For Speed and Treisman, the goal is to pin down a diagnosis, as atypical as it may be, which then guides treatment.

“We’re trying to figure out what kind of pain the person is experiencing, whether it’s sympathetic, neuropathic, central sensitization, opiate-mediated or conditioned,” Treisman says.

He says the team uses a variety of medications to tackle patients’ pain and conditions, including those that regulate overly active pain neurons, such as anticonvulsants and tricyclic antidepressants, and neuromodulators. Additionally, patients use biofeedback, self-hypnosis, relaxation breathing and mindfulness to manage their pain.

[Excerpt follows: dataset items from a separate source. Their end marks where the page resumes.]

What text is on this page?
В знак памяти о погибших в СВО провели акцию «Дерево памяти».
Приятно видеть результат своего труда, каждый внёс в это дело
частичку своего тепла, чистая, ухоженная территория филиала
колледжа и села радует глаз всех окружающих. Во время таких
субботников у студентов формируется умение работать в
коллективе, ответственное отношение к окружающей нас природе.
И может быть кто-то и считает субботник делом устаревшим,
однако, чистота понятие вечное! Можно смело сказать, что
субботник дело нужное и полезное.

“All of those things go together to help our patients get better,” Treisman says. A typical patient stay is 20–25 days.

“Here, we have a team of experts that is able to observe and supervise a patient 24/7, and that allows us to make changes rather rapidly,” Speed says. “We can change the trajectory of someone’s life in four weeks compared to four years.”

Speed understands why patients view the Pain Treatment Program as a “miracle service.”

“Patients come in assuming that there are no other options, that this is their last hope. And then they collaborate with us and work really hard,” she says. “It goes to show that if you can help a patient focus on rehabilitation and some short-term goals and really work as a team, you can help them find the life that they’ve lost.”

ECT for Treatment-Resistant Depression

For patients with medication-resistant depression, which accounts for about one-third of Pain Treatment Program patients, psychiatrist Irving Reti, director of the Johns Hopkins Brain Stimulation Program, offers electroconvulsive therapy (ECT).

The procedure, which involves passing a carefully controlled electric current through a person’s brain, while they’re under general anesthesia, to trigger a seizure, sees success with 60%–80% of patients. It is one of the few procedures that is effective for acutely suicidal depression, Reti says.

Johns Hopkins now offers ECT with ultra-brief pulses, which reduces cognitive side effects such as temporary memory loss. If patients don’t fully respond to the shortened pulses, they can be lengthened during treatment.

Reti says most patients respond within six to12 treatments, but some may have up to 20 treatments if needed.

“When we treat the depression adequately, we find that it seems to help patients with management of their pain,” he says. “A good proportion of patients will get a lot better after several treatments.”